Hamilton skyline in Autumn - DiSilvestro Law - Purchase of Residential Property by Non-Canadians

Prohibition on the Purchase of Residential Property by Non-Canadians

Things are only getting worse for non-residents. Not only was the Province of Ontario’s non-resident speculation tax increased to 25% as of October 25, 2022, but the federal government’s Prohibition on the Purchase of Residential Property by Non-Canadians Act (the “Act”) became effective as of January 1, 2023 for a two year period. The legislation prohibits a “non-Canadian” from purchasing a “residential property” in Canada. The prohibition does not apply to purchase and sale agreements that were signed before January 1, 2023, nor does it invalidate agreements entered into by non-Canadians after the legislation came into effect.

Penalties for contravention of the Act include fines of up to $10,000, and an order for the sale of the property. In the event that the Minister responsible seeks a court order for the sale of a residential property purchased in contravention of the Act, a non-Canadian may not receive proceeds of sale in excess of the purchase price for the property. A non-Canadian is not only prevented from realizing a gain on a forced sale, but purchase transaction costs (ie, Land Transfer Tax) cannot be recovered. Note also that the potential for liability extends to every person who counsels, induces, aids or abets a non-Canadian to purchase any residential property knowing that the non-Canadian is prohibited from doing so. In the case of corporations, liability may attach to officers, directors or people authorized to exercise managerial or supervisory functions. While it may seem to be good news that agreements of purchase and sale with non-Canadian buyers remain valid, the potential that a vendor may face penalties for inducing, aiding or abetting non-Canadian purchasers is certainly a concern for vendors.

According to the Act and its regulations, non-Canadians include: (a) individuals who are neither Canadian citizens nor persons registered as Indians under the Indian Act, nor permanent residents; (b) corporations that are incorporated otherwise than under the laws of Canada or a province; (c) corporations incorporated under the laws of Canada or a province that are not listed on a Canadian stock exchange and are controlled by a person referred to in (a) or (b); (d) other entities, including real estate investment trusts, formed otherwise than under the laws of Canada or a province ; and (e) entities formed under the laws of Canada or a province that are not listed on a Canadian stock exchange and are controlled by a person or entity referred to in (a), (b) (c) or (d). With the amendments to the regulations made as of March 27, 2023, the definition of control for a corporation or other entity means ownership of 10% or more of the equity or voting rights or control in fact.

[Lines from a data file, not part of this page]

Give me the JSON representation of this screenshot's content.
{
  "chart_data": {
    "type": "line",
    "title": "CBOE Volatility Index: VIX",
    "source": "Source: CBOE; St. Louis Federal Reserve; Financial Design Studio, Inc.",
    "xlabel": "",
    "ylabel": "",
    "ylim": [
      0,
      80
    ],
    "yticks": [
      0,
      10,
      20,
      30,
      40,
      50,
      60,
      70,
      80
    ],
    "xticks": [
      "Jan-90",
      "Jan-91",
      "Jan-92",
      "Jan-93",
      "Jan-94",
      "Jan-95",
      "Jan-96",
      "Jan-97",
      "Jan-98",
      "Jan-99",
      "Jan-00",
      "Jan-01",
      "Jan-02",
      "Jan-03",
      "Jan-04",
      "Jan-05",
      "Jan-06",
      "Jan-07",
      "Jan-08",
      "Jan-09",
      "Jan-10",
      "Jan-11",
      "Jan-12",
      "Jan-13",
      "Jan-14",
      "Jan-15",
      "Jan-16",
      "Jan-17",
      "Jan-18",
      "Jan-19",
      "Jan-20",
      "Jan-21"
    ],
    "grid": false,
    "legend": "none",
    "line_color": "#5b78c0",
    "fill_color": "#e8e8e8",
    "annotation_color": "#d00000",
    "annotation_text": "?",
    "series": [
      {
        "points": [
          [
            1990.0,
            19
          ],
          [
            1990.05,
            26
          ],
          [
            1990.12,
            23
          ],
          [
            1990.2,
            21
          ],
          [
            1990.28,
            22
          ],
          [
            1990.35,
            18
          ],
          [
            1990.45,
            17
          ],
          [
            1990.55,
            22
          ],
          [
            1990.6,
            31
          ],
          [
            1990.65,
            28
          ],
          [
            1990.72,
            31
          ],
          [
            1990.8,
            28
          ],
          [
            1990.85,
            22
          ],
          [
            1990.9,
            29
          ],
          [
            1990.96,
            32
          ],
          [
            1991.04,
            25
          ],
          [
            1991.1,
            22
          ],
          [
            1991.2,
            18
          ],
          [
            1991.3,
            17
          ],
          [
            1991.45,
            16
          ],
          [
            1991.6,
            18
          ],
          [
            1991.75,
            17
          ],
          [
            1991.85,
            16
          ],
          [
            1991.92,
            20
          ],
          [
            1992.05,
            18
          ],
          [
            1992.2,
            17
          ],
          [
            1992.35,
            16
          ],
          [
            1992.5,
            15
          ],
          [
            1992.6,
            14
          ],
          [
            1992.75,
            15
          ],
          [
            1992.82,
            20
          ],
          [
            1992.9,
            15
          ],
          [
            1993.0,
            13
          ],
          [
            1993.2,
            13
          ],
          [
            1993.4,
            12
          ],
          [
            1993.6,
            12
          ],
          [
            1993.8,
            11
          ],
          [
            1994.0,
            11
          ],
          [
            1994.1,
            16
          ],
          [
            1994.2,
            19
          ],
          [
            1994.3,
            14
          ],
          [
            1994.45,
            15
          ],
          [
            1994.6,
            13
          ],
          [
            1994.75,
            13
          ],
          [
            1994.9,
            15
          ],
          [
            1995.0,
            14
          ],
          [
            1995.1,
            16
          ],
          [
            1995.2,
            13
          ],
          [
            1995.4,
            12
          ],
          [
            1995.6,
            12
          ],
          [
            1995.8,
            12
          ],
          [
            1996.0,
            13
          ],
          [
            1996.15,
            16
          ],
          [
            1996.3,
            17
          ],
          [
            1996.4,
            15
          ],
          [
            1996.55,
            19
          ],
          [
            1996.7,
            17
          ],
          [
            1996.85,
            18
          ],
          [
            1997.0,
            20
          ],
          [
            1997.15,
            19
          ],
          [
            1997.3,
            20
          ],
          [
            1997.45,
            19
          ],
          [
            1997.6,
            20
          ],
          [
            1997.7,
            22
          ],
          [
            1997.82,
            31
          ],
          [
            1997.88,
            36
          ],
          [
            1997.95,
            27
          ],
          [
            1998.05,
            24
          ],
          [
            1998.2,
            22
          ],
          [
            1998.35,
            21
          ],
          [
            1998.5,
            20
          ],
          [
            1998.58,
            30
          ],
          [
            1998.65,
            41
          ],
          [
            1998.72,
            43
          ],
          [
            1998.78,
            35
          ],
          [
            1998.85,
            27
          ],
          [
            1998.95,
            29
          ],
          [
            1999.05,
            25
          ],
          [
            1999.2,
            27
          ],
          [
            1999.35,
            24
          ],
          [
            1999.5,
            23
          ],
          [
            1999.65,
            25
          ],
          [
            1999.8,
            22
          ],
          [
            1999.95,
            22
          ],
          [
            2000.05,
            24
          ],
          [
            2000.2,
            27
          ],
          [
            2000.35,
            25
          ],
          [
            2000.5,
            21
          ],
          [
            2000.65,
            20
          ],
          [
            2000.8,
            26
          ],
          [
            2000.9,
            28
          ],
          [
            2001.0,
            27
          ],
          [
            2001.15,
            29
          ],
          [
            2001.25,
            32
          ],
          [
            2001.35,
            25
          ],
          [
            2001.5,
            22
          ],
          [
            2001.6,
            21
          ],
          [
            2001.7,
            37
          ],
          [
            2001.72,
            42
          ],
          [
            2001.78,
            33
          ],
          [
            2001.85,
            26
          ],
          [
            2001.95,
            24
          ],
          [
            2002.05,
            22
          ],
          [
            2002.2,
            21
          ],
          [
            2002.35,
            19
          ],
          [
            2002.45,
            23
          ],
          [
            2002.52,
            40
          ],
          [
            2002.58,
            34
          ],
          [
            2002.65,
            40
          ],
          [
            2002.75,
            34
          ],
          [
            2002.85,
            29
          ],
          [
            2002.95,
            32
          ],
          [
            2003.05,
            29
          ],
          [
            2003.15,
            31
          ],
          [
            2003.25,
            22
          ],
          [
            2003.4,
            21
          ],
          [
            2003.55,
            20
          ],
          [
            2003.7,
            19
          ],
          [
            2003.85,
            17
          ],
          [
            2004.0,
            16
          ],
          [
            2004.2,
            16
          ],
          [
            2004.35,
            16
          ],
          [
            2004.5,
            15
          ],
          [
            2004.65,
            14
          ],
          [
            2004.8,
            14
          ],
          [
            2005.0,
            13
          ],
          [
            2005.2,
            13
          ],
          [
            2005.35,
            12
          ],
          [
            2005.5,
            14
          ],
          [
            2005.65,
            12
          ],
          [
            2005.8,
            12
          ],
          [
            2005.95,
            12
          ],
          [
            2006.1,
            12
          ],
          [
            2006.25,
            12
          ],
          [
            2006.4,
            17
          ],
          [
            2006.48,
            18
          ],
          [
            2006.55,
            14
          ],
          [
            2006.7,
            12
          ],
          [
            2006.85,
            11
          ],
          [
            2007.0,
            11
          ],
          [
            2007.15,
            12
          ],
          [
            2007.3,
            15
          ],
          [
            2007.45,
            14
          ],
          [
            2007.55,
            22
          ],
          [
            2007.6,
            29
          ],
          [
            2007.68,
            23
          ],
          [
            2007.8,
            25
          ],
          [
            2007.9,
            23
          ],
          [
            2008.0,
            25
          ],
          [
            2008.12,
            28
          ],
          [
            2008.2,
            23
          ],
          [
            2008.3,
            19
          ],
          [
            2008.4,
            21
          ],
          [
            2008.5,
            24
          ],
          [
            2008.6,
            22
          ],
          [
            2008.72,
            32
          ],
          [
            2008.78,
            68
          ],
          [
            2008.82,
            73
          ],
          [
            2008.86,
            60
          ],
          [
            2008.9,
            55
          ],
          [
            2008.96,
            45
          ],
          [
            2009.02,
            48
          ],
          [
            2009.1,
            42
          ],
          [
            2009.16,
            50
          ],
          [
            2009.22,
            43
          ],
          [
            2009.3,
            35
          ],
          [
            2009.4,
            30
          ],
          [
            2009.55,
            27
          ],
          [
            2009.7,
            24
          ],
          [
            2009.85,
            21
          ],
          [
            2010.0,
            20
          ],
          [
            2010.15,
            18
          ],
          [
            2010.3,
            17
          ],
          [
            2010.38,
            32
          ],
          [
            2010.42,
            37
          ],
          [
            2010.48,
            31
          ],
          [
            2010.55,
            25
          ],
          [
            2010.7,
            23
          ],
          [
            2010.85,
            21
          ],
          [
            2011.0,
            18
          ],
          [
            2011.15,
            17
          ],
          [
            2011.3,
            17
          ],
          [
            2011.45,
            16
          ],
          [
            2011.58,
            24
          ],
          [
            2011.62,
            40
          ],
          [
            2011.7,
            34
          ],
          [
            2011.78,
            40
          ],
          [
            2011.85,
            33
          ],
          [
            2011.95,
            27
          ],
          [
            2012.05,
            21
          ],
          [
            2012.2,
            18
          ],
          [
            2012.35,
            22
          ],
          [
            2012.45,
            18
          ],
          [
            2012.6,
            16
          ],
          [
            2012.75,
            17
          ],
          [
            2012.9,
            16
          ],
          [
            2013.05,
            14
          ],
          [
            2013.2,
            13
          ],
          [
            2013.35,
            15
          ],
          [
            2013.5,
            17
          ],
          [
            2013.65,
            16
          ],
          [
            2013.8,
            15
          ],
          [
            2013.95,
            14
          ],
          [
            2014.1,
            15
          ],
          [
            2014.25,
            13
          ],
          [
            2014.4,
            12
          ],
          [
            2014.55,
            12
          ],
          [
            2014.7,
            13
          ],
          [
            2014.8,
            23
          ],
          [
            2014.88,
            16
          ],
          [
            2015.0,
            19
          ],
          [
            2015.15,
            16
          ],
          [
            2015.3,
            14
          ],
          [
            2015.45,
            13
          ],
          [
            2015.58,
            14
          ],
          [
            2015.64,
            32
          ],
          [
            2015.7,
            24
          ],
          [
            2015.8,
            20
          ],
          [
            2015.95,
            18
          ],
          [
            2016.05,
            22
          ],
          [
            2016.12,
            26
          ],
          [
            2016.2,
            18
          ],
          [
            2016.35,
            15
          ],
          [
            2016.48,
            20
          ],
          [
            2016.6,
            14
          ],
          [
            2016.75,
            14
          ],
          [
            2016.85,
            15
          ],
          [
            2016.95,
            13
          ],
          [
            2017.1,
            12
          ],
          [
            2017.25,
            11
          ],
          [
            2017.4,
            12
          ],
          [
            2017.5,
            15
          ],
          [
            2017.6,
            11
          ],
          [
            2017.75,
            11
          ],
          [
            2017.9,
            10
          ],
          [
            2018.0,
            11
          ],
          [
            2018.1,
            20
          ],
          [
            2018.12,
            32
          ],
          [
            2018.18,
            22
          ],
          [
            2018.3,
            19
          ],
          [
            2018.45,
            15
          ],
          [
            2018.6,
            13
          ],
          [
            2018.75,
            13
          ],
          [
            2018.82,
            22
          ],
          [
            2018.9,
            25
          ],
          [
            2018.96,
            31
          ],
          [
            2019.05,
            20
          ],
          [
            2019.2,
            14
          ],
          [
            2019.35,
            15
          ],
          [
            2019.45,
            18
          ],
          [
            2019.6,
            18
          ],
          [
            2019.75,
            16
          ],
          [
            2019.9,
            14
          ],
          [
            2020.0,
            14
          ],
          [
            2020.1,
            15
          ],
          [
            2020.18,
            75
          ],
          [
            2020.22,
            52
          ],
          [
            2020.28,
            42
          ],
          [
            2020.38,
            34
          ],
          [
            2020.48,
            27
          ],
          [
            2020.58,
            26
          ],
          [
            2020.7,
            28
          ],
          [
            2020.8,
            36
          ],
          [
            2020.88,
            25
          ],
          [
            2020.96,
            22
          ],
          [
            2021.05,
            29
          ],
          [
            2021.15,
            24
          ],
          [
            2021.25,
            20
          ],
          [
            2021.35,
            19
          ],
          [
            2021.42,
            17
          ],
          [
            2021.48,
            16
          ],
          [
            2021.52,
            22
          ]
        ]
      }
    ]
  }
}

Residential properties include detached buildings with up to three residential units, as well as semi-detached buildings, row house units and residential condominiums, within either a census metropolitan area (having a population of at least 100,000, 50,000 or more of whom live in the area’s core) or a census agglomeration (having a core population of at least 10,000). Regulations were changed as of March 27, 2023, so that the prohibition does not extend to vacant land, even if such lands are zoned mixed-use or residential, nor to residential land purchased for the purpose of development. This is of course a welcome and important change for non-Canadian developers, although clarification from the government of what exactly constitutes “development” would be helpful.

Other exceptions include:

• the acquisition of property from death, divorce, separation or a gift;
• the rental of a dwelling unit;
• the transfer resulting from the exercise of a security interest by a secured creditor, such as the exercise of a mortgage foreclosure by a non-Canadian mortgage lender;
• temporary residents enrolled in an authorized course of study at a designated learning institution who were physically present in Canada for 244 days of each of the last 5 years, purchase no more than 1 property at a price of not more than $500,000;
• temporary residents who have a work permit as defined in s. 2 of the Immigration and Refugee Protection Regulations, or who are authorized to work in Canada under s. 186 of those regulations who have purchased no more than 1 property and have 183 or more days of validity on their work permit or work authorization at the time of purchase;
• foreign diplomats and consular officials; and
• foreign nationals with valid temporary resident status, whose temporary resident visa was issued, or temporary resident status was granted, following an exemption which was justified based on public policy considerations to provide safe haven to those fleeing conflict; and
• refugee claimants, if those claims have been found eligible and referred to the Refugee Protection Division.

Suggestions:

Where there is doubt, buyers should carefully consider whether they are non-Canadians within the meaning of the Act before entering into an agreement of purchase and sale. Builders/developers are collecting information to determine whether their buyers are non-Canadians, and they are updating their purchase and sale agreements to include representations, warranties and indemnities from their purchasers to ensure they are not inducing, aiding or abetting non-Canadian purchasers. Agents/brokers and other advisers should be aware of the Act. Those advising vendors of resale residential properties should consider recommending to their clients to inquire about whether a buyer is a non-Canadian and to obtain representations similar to what builders are now doing.